Dans une maisonnette dissimulée par une végétation dense, une réunion a été organisée secrètement pendant la nuit. Sept individus, hommes et femmes, se sont rassemblés, assis autour d’une table en bois. Ils sont prudents, sachant qu’ils ne peuvent révéler aucun détail qui pourrait permettre d’identifier quelqu’un. Le danger est constamment présent – ceux qui se sont déjà révélés ont subi de lourdes conséquences, perdant leur visa et étant contraints de quitter le pays.
Cette cachette secrète est en réalité le quartier général des rebelles d’Auroville, située dans le sud de l’Inde. Depuis trois ans, ces derniers luttent contre une administration déterminée à reprendre le contrôle de la ville idéale. Auroville se trouve dans le Tamil Nadu, à moins de 10 kilomètres de l’ex enclave française de Pondichéry. Le projet a été lancé le 28 février 1968 par la Française Mirra Alfassa (1878-1973) avec la vision d’en faire un havre de paix et de harmonie. Aujourd’hui, cet endroit ressemble plus à un champ de bataille.

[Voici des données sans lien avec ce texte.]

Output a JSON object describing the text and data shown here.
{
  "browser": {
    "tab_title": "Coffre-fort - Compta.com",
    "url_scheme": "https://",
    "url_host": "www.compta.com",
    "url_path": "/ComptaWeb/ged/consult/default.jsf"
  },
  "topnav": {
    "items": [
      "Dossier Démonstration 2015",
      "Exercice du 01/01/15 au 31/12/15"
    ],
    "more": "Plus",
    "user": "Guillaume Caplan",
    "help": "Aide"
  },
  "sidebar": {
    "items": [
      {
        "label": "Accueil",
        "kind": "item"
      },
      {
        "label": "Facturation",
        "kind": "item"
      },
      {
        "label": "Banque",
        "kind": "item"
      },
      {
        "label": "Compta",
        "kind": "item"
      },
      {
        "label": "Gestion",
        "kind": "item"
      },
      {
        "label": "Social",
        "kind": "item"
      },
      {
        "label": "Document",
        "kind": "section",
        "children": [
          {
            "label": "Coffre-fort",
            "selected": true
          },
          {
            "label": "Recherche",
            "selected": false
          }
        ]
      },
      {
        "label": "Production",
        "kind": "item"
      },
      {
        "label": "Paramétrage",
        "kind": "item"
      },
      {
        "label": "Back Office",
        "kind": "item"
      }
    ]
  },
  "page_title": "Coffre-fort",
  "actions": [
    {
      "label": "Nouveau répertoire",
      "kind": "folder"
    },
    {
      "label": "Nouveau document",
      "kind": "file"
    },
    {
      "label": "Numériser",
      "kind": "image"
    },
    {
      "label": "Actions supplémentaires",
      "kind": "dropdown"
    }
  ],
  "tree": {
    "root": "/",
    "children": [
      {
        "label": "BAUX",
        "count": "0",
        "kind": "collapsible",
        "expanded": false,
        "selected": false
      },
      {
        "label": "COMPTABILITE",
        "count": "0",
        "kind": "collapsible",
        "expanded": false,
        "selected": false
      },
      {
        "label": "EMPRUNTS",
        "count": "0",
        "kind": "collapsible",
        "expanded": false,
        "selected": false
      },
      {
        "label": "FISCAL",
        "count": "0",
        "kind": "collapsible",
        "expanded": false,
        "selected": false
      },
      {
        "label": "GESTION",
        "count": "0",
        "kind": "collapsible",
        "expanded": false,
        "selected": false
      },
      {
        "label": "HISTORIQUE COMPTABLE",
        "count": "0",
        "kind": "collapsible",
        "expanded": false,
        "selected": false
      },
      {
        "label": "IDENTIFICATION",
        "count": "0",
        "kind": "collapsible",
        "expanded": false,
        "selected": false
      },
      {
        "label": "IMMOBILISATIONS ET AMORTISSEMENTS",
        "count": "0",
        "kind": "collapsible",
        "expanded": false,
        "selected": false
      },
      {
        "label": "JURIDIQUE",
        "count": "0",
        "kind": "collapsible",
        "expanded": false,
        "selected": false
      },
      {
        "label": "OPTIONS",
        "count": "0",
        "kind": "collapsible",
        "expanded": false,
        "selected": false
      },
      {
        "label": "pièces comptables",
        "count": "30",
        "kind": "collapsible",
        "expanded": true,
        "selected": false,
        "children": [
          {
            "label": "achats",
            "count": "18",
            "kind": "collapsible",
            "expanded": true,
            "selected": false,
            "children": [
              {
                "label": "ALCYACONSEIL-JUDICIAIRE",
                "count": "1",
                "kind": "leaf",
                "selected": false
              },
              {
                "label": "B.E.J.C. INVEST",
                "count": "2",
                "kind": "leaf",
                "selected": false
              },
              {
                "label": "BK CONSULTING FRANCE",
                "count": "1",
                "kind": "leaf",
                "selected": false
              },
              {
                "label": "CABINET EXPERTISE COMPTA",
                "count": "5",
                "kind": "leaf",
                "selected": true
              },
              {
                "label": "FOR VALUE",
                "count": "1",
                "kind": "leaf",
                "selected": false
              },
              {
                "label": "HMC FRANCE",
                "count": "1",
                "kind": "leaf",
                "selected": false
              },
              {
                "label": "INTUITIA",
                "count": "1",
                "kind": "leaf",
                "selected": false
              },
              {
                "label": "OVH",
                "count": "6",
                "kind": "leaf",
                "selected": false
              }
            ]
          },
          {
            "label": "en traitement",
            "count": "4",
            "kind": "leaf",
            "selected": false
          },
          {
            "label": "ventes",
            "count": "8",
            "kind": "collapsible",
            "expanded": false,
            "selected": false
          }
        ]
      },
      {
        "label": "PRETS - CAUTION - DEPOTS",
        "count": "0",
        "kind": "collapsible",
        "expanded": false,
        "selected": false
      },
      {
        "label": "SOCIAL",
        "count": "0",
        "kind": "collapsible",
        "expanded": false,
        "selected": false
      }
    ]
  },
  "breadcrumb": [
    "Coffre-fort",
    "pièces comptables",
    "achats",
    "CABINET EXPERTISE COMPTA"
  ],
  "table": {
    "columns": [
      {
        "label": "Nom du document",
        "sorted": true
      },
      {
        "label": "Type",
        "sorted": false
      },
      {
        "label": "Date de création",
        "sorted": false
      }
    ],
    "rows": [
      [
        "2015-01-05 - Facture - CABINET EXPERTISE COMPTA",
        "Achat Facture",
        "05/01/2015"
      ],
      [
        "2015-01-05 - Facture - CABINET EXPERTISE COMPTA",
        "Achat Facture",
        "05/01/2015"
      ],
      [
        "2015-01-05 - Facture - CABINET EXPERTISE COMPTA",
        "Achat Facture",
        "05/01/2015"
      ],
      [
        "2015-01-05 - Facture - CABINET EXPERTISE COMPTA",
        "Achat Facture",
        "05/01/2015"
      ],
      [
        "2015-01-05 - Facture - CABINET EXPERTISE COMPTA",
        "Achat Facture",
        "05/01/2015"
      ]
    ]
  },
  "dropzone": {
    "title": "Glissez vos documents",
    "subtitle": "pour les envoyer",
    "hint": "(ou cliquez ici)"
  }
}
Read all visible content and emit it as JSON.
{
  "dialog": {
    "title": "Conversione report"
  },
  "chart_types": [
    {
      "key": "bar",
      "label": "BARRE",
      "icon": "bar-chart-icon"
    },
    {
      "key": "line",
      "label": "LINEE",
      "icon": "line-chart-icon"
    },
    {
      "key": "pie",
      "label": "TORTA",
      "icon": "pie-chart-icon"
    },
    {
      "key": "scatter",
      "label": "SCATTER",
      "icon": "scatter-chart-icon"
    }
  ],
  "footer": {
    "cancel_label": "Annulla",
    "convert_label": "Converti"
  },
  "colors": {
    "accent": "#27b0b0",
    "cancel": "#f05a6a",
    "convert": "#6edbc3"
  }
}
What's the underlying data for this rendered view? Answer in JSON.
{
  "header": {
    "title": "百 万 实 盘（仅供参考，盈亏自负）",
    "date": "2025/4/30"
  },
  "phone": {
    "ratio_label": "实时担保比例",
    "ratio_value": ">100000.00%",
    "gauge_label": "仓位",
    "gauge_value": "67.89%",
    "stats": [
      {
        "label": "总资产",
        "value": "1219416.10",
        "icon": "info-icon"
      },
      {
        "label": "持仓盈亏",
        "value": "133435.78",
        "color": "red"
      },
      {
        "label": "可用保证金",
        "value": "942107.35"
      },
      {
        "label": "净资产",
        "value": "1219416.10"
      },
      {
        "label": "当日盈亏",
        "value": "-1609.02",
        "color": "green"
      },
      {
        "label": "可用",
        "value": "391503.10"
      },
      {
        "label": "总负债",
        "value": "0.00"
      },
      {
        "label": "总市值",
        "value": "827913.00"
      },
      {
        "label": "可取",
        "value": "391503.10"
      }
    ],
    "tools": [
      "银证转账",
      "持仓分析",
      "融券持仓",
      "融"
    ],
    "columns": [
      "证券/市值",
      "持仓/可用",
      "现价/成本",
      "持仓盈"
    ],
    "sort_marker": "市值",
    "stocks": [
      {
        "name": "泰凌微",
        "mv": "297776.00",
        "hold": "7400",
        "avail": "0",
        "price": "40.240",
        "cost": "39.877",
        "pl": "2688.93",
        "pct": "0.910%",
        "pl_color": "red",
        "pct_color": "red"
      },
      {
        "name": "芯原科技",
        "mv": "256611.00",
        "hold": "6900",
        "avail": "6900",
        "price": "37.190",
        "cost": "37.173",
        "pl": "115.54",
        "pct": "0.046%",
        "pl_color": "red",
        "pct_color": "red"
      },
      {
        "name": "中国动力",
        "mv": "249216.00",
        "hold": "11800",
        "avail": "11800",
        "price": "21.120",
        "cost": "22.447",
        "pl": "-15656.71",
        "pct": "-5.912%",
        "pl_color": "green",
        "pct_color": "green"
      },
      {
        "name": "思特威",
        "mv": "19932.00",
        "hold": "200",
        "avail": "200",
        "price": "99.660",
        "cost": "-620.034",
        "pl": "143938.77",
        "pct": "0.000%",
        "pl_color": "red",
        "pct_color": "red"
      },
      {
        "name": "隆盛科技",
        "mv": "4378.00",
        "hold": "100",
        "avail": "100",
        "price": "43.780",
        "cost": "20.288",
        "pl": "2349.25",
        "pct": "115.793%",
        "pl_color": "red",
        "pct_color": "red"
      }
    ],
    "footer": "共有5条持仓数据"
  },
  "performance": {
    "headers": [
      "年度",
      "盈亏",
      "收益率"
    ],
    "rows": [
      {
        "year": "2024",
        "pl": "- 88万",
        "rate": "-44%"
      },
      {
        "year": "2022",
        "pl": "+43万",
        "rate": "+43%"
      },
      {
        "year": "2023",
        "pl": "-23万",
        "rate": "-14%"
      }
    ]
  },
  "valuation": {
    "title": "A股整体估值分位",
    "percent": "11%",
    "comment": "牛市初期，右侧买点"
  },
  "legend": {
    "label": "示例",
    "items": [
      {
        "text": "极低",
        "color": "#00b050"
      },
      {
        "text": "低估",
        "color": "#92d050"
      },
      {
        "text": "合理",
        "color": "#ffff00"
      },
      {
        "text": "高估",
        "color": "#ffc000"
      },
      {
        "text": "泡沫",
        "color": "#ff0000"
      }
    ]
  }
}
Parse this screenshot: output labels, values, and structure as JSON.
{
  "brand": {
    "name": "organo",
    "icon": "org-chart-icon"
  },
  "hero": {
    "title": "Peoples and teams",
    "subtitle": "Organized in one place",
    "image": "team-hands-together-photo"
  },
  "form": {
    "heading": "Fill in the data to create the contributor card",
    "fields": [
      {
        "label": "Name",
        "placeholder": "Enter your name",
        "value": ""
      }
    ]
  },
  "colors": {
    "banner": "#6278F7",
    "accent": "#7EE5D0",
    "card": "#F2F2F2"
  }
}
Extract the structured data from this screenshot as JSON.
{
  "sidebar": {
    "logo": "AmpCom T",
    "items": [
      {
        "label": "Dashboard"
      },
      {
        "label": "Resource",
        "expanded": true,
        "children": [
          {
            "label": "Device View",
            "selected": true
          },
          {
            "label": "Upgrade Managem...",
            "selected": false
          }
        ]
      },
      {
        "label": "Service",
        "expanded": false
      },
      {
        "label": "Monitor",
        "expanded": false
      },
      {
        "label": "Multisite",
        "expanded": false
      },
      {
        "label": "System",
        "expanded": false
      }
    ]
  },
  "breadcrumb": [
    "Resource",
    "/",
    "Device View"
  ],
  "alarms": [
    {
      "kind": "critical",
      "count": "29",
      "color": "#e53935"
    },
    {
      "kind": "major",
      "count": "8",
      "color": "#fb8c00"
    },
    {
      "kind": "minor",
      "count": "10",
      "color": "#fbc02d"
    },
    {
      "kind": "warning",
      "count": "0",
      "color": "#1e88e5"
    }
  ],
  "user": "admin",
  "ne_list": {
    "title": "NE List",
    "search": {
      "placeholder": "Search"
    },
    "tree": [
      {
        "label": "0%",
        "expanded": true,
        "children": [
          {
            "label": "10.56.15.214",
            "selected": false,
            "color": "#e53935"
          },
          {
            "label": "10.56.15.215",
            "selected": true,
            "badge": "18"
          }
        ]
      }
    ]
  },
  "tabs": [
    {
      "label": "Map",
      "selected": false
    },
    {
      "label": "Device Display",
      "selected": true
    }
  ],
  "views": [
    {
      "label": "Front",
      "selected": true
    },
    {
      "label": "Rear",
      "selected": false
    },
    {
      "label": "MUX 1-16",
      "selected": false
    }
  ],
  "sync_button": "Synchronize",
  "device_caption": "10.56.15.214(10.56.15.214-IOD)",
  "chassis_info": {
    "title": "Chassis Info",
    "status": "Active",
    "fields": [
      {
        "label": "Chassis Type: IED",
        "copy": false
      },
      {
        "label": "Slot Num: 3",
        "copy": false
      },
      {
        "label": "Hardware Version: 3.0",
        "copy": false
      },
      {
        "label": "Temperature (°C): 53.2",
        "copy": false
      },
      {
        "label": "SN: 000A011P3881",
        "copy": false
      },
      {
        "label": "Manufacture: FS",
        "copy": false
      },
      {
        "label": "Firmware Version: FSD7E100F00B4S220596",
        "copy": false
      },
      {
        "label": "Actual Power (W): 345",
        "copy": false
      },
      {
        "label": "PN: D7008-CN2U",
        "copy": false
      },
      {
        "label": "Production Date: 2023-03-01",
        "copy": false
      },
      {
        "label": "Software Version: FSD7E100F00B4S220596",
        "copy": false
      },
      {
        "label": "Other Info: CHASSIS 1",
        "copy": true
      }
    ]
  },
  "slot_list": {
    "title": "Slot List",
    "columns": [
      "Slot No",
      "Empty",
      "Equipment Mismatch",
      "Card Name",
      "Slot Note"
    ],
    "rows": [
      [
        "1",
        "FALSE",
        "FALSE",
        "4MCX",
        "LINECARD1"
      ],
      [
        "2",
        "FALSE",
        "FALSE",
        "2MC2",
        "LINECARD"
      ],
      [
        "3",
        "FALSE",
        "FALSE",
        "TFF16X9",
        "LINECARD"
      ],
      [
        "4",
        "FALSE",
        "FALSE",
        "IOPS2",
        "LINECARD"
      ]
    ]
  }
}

Le conflit a divisé les quelques milliers d’habitants de la communauté, entraînant de multiples procédures judiciaires en cours. Les plus défaitistes ont déjà fait leurs valises. Une atmosphère néfaste, remplie de peur et de colère, de théories du complot et d’autoritarisme, pèse sur la magnifique frondaison d’Auroville. La ville se trouve peut-être à l’aube de son déclin.
« Notre vision est actuellement mise à mal, explique l’une des hôtesse, baptisée sur ces terres par des parents en quête d’explications, qui ont débarqué aux premiers jours de ce voyage pour bâtir un monde parfait, égalitaire et d’union. Le patrimoine construit ici par 99 % des Aurovillites est entrain d’être détruit sous notre observation, ce qui est extrêmement déchirant. A son commencement, Auroville était un plateau semi-désertique, secoué par les vents et les cyclones. Aucun Indien ne souhaitait résider sur une terre aussi mal lotie, dénuée d’eau et d’électricité. La mission première des pionniers, une cinquantaine de personnes, a été d’arrêter l’érosion du sol, transformé en amas de boue spongieuse à chaque saison des pluies. Ils ont créé des barrages et des monticules pour retenir l’eau, ils ont planté des milliers d’arbres, banians, palmiers, neems, acacias d’Australie, bambous, eucalyptus.
C’est une lutte idéologique. À l’aube, le lendemain de notre rencontre, nous découvrons les « cadavres » mentionnés la veille en privé. Des centaines d’arbres, parmi les trois millions plantés avec patience depuis plus d’un demi-siècle, ont été abattus pour construire la Crown Road, une voie large dotée de lumières kitsch et prolongée de douze radiales. D’immenses cicatrices déchirent l’oasis de verdure, auparavant traversée par des chemins rustiques en latérite rouge. Les premiers arbres ont été coupés il y a trois ans, dans la nuit du 4 décembre 2021, sur ordre de la secrétaire de la Fondation Auroville, Jayanti Ravi, malgré les objections des résidents.